Das US-Handelsministerium hat eine weitreichende Vereinbarung mit GLOBALFOUNDRIES getroffen, die das Unternehmen enger an die staatliche Industriepolitik bindet. Im Rahmen des CHIPS Act erhält der Halbleiterhersteller eine Förderung in Höhe von bis zu 300 Millionen US-Dollar. Im Gegenzug erwirbt die US-Regierung eine Minderheitsbeteiligung an dem Unternehmen, die einem Anteil von etwa einem Prozent entspricht. Diese Beteiligung wird bei einer Marktkapitalisierung von 23,73 Milliarden Euro auf einen Wert von rund 275,7 Millionen US-Dollar taxiert.
Beschleunigung der Silizium-Photonik
Die Fördermittel sind gezielt für die Forschung und Entwicklung im Bereich der sogenannten Silizium-Photonik und der „Co-Packaged Optics“ vorgesehen.

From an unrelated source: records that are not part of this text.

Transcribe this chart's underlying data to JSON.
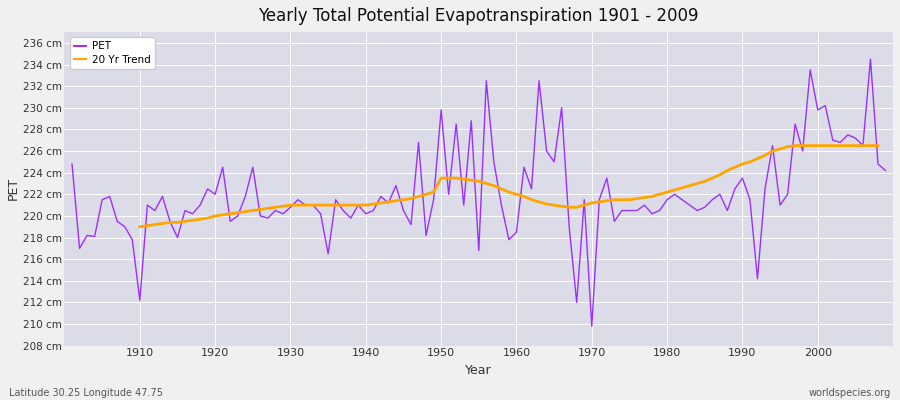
{
  "title": "Yearly Total Potential Evapotranspiration 1901 - 2009",
  "xlabel": "Year",
  "ylabel": "PET",
  "bottom_left": "Latitude 30.25 Longitude 47.75",
  "bottom_right": "worldspecies.org",
  "pet_color": "#9B30FF",
  "trend_color": "#FFA500",
  "fig_facecolor": "#F0F0F0",
  "plot_bg_color": "#DCDCE8",
  "ylim": [
    208,
    237
  ],
  "yticks": [
    208,
    210,
    212,
    214,
    216,
    218,
    220,
    222,
    224,
    226,
    228,
    230,
    232,
    234,
    236
  ],
  "xticks": [
    1910,
    1920,
    1930,
    1940,
    1950,
    1960,
    1970,
    1980,
    1990,
    2000
  ],
  "years": [
    1901,
    1902,
    1903,
    1904,
    1905,
    1906,
    1907,
    1908,
    1909,
    1910,
    1911,
    1912,
    1913,
    1914,
    1915,
    1916,
    1917,
    1918,
    1919,
    1920,
    1921,
    1922,
    1923,
    1924,
    1925,
    1926,
    1927,
    1928,
    1929,
    1930,
    1931,
    1932,
    1933,
    1934,
    1935,
    1936,
    1937,
    1938,
    1939,
    1940,
    1941,
    1942,
    1943,
    1944,
    1945,
    1946,
    1947,
    1948,
    1949,
    1950,
    1951,
    1952,
    1953,
    1954,
    1955,
    1956,
    1957,
    1958,
    1959,
    1960,
    1961,
    1962,
    1963,
    1964,
    1965,
    1966,
    1967,
    1968,
    1969,
    1970,
    1971,
    1972,
    1973,
    1974,
    1975,
    1976,
    1977,
    1978,
    1979,
    1980,
    1981,
    1982,
    1983,
    1984,
    1985,
    1986,
    1987,
    1988,
    1989,
    1990,
    1991,
    1992,
    1993,
    1994,
    1995,
    1996,
    1997,
    1998,
    1999,
    2000,
    2001,
    2002,
    2003,
    2004,
    2005,
    2006,
    2007,
    2008,
    2009
  ],
  "pet_values": [
    224.8,
    217.0,
    218.2,
    218.1,
    221.5,
    221.8,
    219.5,
    219.0,
    217.8,
    212.2,
    221.0,
    220.5,
    221.8,
    219.5,
    218.0,
    220.5,
    220.2,
    221.0,
    222.5,
    222.0,
    224.5,
    219.5,
    220.0,
    221.8,
    224.5,
    220.0,
    219.8,
    220.5,
    220.2,
    220.8,
    221.5,
    221.0,
    221.0,
    220.2,
    216.5,
    221.5,
    220.5,
    219.8,
    221.0,
    220.2,
    220.5,
    221.8,
    221.2,
    222.8,
    220.5,
    219.2,
    226.8,
    218.2,
    221.5,
    229.8,
    222.0,
    228.5,
    221.0,
    228.8,
    216.8,
    232.5,
    225.0,
    221.0,
    217.8,
    218.5,
    224.5,
    222.5,
    232.5,
    226.0,
    225.0,
    230.0,
    219.0,
    212.0,
    221.5,
    209.8,
    221.5,
    223.5,
    219.5,
    220.5,
    220.5,
    220.5,
    221.0,
    220.2,
    220.5,
    221.5,
    222.0,
    221.5,
    221.0,
    220.5,
    220.8,
    221.5,
    222.0,
    220.5,
    222.5,
    223.5,
    221.5,
    214.2,
    222.5,
    226.5,
    221.0,
    222.0,
    228.5,
    226.0,
    233.5,
    229.8,
    230.2,
    227.0,
    226.8,
    227.5,
    227.2,
    226.5,
    234.5,
    224.8,
    224.2
  ],
  "trend_values": [
    null,
    null,
    null,
    null,
    null,
    null,
    null,
    null,
    null,
    219.0,
    219.1,
    219.2,
    219.3,
    219.4,
    219.4,
    219.5,
    219.6,
    219.7,
    219.8,
    220.0,
    220.1,
    220.2,
    220.3,
    220.4,
    220.5,
    220.6,
    220.7,
    220.8,
    220.9,
    221.0,
    221.0,
    221.0,
    221.0,
    221.0,
    221.0,
    221.0,
    221.0,
    221.0,
    221.0,
    221.0,
    221.1,
    221.2,
    221.3,
    221.4,
    221.5,
    221.6,
    221.8,
    222.0,
    222.2,
    223.5,
    223.5,
    223.5,
    223.4,
    223.3,
    223.2,
    223.0,
    222.8,
    222.5,
    222.2,
    222.0,
    221.8,
    221.5,
    221.3,
    221.1,
    221.0,
    220.9,
    220.8,
    220.8,
    221.0,
    221.2,
    221.3,
    221.4,
    221.5,
    221.5,
    221.5,
    221.6,
    221.7,
    221.8,
    222.0,
    222.2,
    222.4,
    222.6,
    222.8,
    223.0,
    223.2,
    223.5,
    223.8,
    224.2,
    224.5,
    224.8,
    225.0,
    225.3,
    225.6,
    226.0,
    226.2,
    226.4,
    226.5,
    226.5,
    226.5,
    226.5,
    226.5,
    226.5,
    226.5,
    226.5,
    226.5,
    226.5,
    226.5,
    226.5
  ]
}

Diese Technologie gilt als entscheidender Baustein für die künftige KI-Infrastruktur, da sie die Datenübertragung zwischen Chips erheblich beschleunigen und effizienter gestalten kann. Laut CEO Tim Breen ist die Silizium-Photonik essenziell, um die massiven Anforderungen moderner Rechenzentren zu bewältigen. Die staatliche Unterstützung soll die Forschungsarbeiten in diesem Bereich um zwei bis drei Jahre beschleunigen.
Die Förderung in Höhe von 300 Millionen US-Dollar ist finanziell signifikant: Sie entspricht dem 1,29-fachen des freien Cashflows, den GlobalFoundries im ersten Quartal mit 233 Millionen US-Dollar ausgewiesen hatte. Es ist nicht die erste staatliche Unterstützung für das Unternehmen; in einem früheren Award erhielt der Konzern bereits 375 Millionen US-Dollar für die Forschung an Quantencomputern.
Industriepolitik unter Beobachtung
Die Maßnahme ist Teil eines größeren Pakets des Handelsministeriums, das am Mittwoch angekündigt wurde und insgesamt 874 Millionen US-Dollar an sieben Unternehmen vergibt. Damit sollen die heimische Chip-Produktion und die KI-Fähigkeiten gestärkt werden. Handelsminister Howard Lutnick betonte, dass diese Investitionen die nationalen Kapazitäten festigen und gut bezahlte Arbeitsplätze schaffen sollen. Neben GlobalFoundries gehören unter anderem Kepler und Multibeam zu den Empfängern der Mittel.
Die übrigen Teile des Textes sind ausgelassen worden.